Analis dan pelaku pasar melihat adanya probabilitas sebesar 72% ECB akan memangkas suku bunga sebesar 20 basis poin (bps),akan kembali mengaktifkan program pembelian aset (obligasi dan surat berharga) atau yang dikenal dengan quantitative easing.

Pada perdagangan hari Rabu (11/09) mata uang euro melehah terhadap dolar AS menjelang penggumuman kebijakan ECB.
Dilansir dari Reuters,mata uang 19 negara ini berhasil rebound setelah beberapa pejabat ECB ragu untuk mengaktifkan lagi program pembelian surat berharga atau yang dikenal dengan quantitative easing (QE) untuk memberikan stimulus ke perekonomian.
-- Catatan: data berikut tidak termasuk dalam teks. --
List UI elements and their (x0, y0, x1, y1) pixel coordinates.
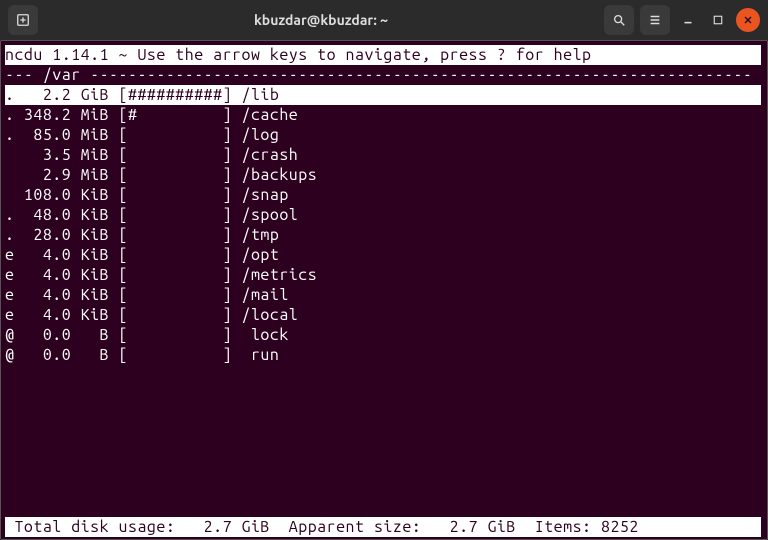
search-button[interactable] (604, 5, 634, 35)
ncdu-row[interactable]: e 4.0 KiB [ ] /opt (5, 245, 761, 265)
window-title: kbuzdar@kbuzdar: ~ (38, 12, 604, 28)
ncdu-row[interactable]: e 4.0 KiB [ ] /mail (5, 285, 761, 305)
ncdu-row[interactable]: @ 0.0 B [ ] run (5, 345, 761, 365)
ncdu-header: ncdu 1.14.1 ~ Use the arrow keys to navi… (5, 45, 761, 65)
ncdu-row[interactable]: . 48.0 KiB [ ] /spool (5, 205, 761, 225)
close-button[interactable] (736, 8, 760, 32)
ncdu-row[interactable]: 2.9 MiB [ ] /backups (5, 165, 761, 185)
ncdu-listing: . 2.2 GiB [##########] /lib. 348.2 MiB [… (5, 85, 761, 517)
ncdu-row[interactable]: 108.0 KiB [ ] /snap (5, 185, 761, 205)
ncdu-row[interactable]: . 348.2 MiB [# ] /cache (5, 105, 761, 125)
menu-button[interactable] (640, 5, 670, 35)
ncdu-row[interactable]: . 28.0 KiB [ ] /tmp (5, 225, 761, 245)
terminal-viewport[interactable]: ncdu 1.14.1 ~ Use the arrow keys to navi… (0, 40, 768, 540)
ncdu-row[interactable]: e 4.0 KiB [ ] /local (5, 305, 761, 325)
ncdu-row[interactable]: . 85.0 MiB [ ] /log (5, 125, 761, 145)
terminal-window: kbuzdar@kbuzdar: ~ ncdu (0, 0, 768, 540)
maximize-button[interactable] (706, 8, 730, 32)
new-tab-button[interactable] (8, 5, 38, 35)
ncdu-footer: Total disk usage: 2.7 GiB Apparent size:… (5, 517, 761, 537)
ncdu-row[interactable]: @ 0.0 B [ ] lock (5, 325, 761, 345)
titlebar: kbuzdar@kbuzdar: ~ (0, 0, 768, 40)
ncdu-path-line: --- /var -------------------------------… (5, 65, 761, 85)
ncdu-row[interactable]: 3.5 MiB [ ] /crash (5, 145, 761, 165)
ncdu-row[interactable]: e 4.0 KiB [ ] /metrics (5, 265, 761, 285)
ncdu-row[interactable]: . 2.2 GiB [##########] /lib (5, 85, 761, 105)
minimize-button[interactable] (676, 8, 700, 32)
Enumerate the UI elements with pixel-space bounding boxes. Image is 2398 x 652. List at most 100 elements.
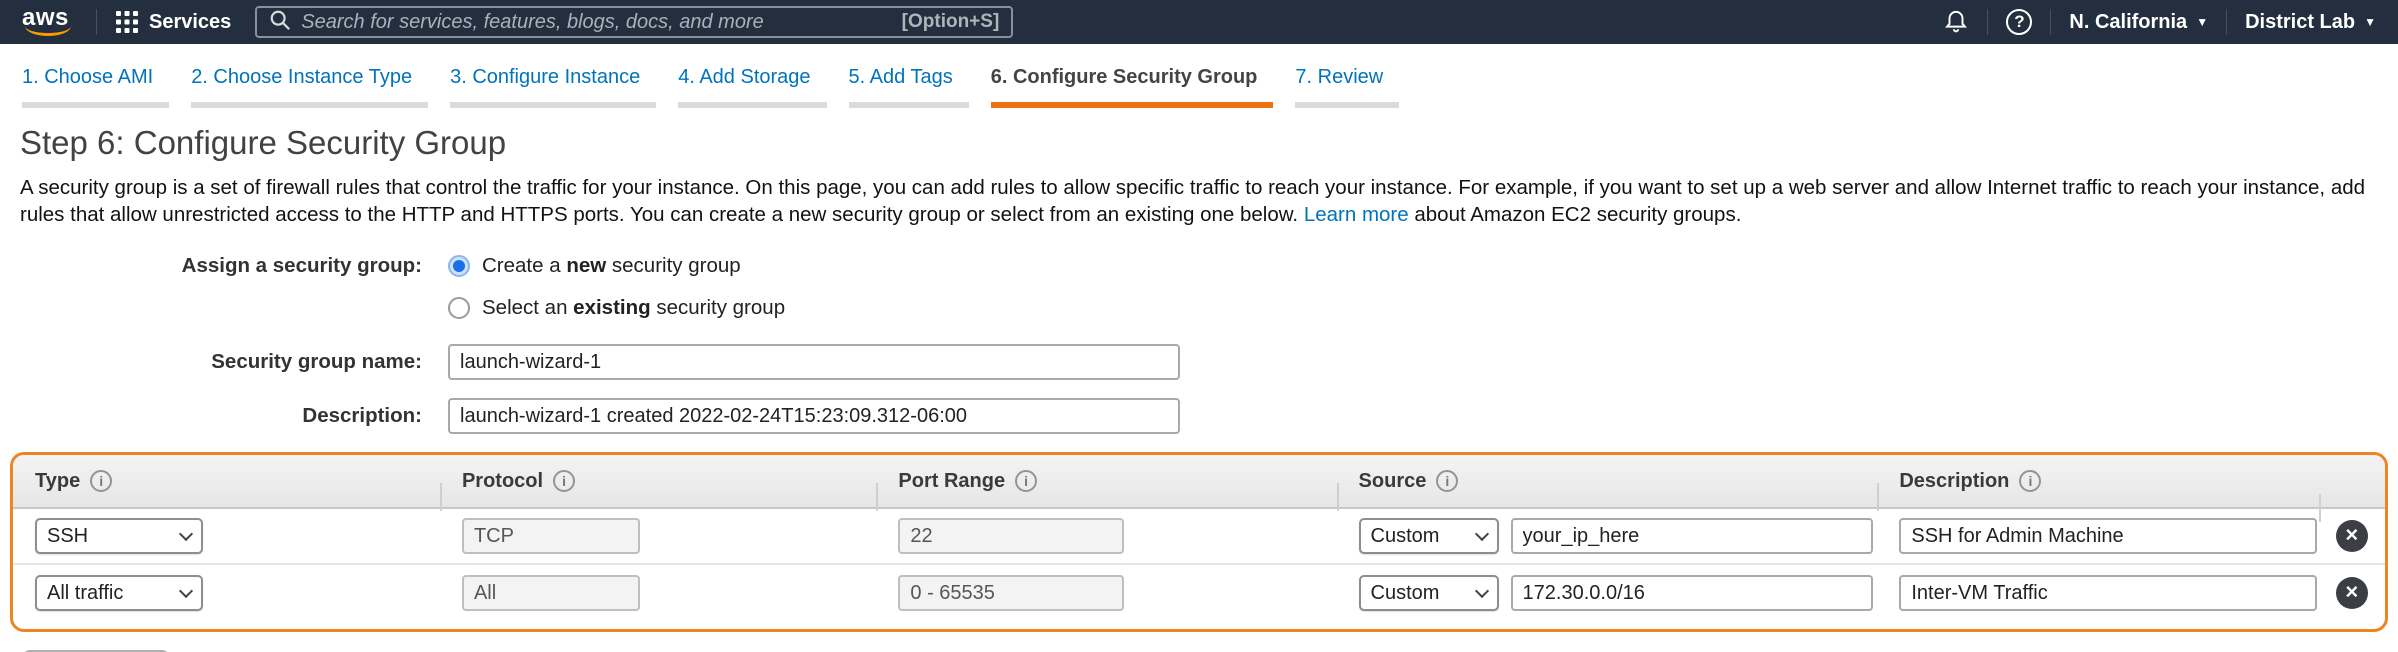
assign-group-row: Assign a security group: Create a new se… — [20, 254, 2378, 278]
help-button[interactable]: ? — [2006, 9, 2032, 35]
rule-source-cell: Custom — [1337, 575, 1878, 611]
header-protocol: Protocol i — [440, 470, 876, 493]
radio-unselected-icon[interactable] — [448, 297, 470, 319]
rule-source-cell: Custom — [1337, 518, 1878, 554]
region-selector[interactable]: N. California ▼ — [2069, 11, 2208, 34]
aws-logo[interactable]: aws — [22, 4, 78, 36]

Para pelaku pasar mengantisipasi bila ECB jadi menggelontorkan paket moneter,Manajer investasi atau Hedge Fund sudah ramai-ramai menambah posisi jual (short) euro. Masih menurun Reuters, posisi short euro mencapai US$ 6,74 miliar pada 3 September, menjadi yang tertinggi dalam satu bulan terakhir.

Sepertinya kita perlu waspada,karena kemungkinan mata uang euro akan bergejolak pada saat ECB mengumumkan kebijakan moneter mereka.